You remind me of the miracle of being here.

You reach out. You are testing, exploring, carrying out brilliant experiments. You play in a world of desire and thwarted desire, pleasure and pain, sleep and wakefulness. You find your place in between. You take everything in.

You will know sorrow soon enough, perhaps even despair. Great suffering may befall you, yet also great potential for awakening. You may question everything you once believed to be true. Your path may become unclear. You may stumble in the darkness.

I may not be around to help, or give answers. That’s okay. You will find your own way, learn to trust your own stumbling. Or maybe your questions will fall into silence, and you will remember the wonder of these days, the ones we spent together before time mattered at all.

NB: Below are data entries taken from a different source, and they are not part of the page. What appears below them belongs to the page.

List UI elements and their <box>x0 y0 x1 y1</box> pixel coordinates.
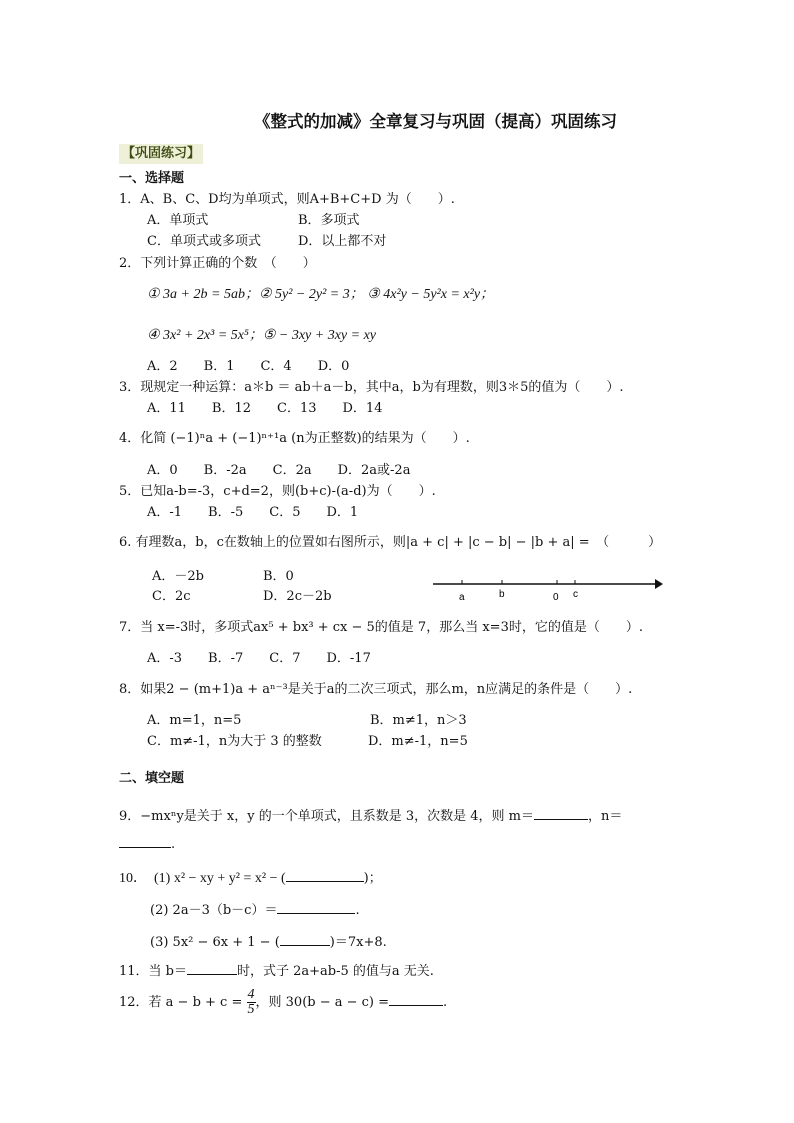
question-12-line <box>119 985 447 1021</box>
question-2-expr-row-1: ① 3a + 2b = 5ab；② 5y² − 2y² = 3； ③ 4x²y − 5y²x = x²y； <box>147 287 495 302</box>
question-10-part-2-text: (2) 2a－3（b－c）＝ <box>150 903 278 918</box>
page-title: 《整式的加减》全章复习与巩固（提高）巩固练习 <box>254 112 617 131</box>
question-8-option-b: B．m≠1，n＞3 <box>370 713 467 728</box>
question-2-expr-row-2: ④ 3x² + 2x³ = 5x⁵；⑤ − 3xy + 3xy = xy <box>147 328 377 343</box>
question-2-stem: 2．下列计算正确的个数 （ ） <box>119 256 316 271</box>
question-8-option-d: D．m≠-1，n=5 <box>368 734 468 749</box>
question-10-part-1-end: )； <box>363 871 382 886</box>
question-5-options: A．-1 B．-5 C．5 D．1 <box>147 505 359 520</box>
answer-blank-10-2[interactable] <box>277 901 355 914</box>
question-2-options: A．2 B．1 C．4 D．0 <box>147 359 350 374</box>
answer-blank-12[interactable] <box>389 993 443 1006</box>
question-11-post: 时，式子 2a+ab-5 的值与a 无关. <box>237 964 434 979</box>
question-10-part-3-text: (3) 5x² − 6x + 1 − ( <box>150 935 280 950</box>
question-11-pre: 11．当 b＝ <box>119 964 187 979</box>
question-7-stem: 7．当 x=-3时，多项式ax⁵ + bx³ + cx − 5的值是 7，那么当 x=3时，它的值是（ ）. <box>119 620 643 635</box>
question-9-stem: 9．−mxⁿy是关于 x，y 的一个单项式，且系数是 3，次数是 4，则 m＝ <box>119 809 534 824</box>
question-6-option-b: B．0 <box>263 569 294 584</box>
section-heading-fill: 二、填空题 <box>119 771 185 786</box>
question-12-pre: 12．若 a − b + c = <box>119 995 243 1010</box>
answer-blank-b[interactable] <box>187 962 237 975</box>
number-line-arrow <box>655 579 663 589</box>
question-12-mid: ，则 30(b − a − c) = <box>255 995 390 1010</box>
question-1-stem: 1．A、B、C、D均为单项式，则A+B+C+D 为（ ）. <box>119 192 455 207</box>
question-8-option-a: A．m=1，n=5 <box>147 713 242 728</box>
question-9-end: . <box>171 837 176 852</box>
question-1-option-d: D．以上都不对 <box>298 234 387 249</box>
question-12-end: . <box>443 995 448 1010</box>
question-6-option-d: D．2c－2b <box>263 589 332 604</box>
question-4-stem: 4．化简 (−1)ⁿa + (−1)ⁿ⁺¹a (n为正整数)的结果为（ ）. <box>119 431 470 446</box>
fraction-four-fifths <box>247 988 256 1017</box>
question-10-part-3 <box>150 933 387 951</box>
question-9-mid: ，n＝ <box>588 809 623 824</box>
question-4-options: A．0 B．-2a C．2a D．2a或-2a <box>147 463 411 478</box>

You are the illumination, little one, the hope and the possibility. All the darkness in this world seems so insignificant compared to the light and wonder in your big eyes.

I cannot tell if you are old or young. Perhaps the world has it all backwards. Perhaps you have lived a thousand years or more. Perhaps this is your final incarnation. Perhaps you have fathered me, so that I may find myself here, next to you, broken but whole, humbled, brought to my knees in gratitude. I do not know.

It does not matter. I will assume you are ancient, and worthy of the greatest love.

And you will remind me of the days when there was strength in being vulnerable, and joy was always near.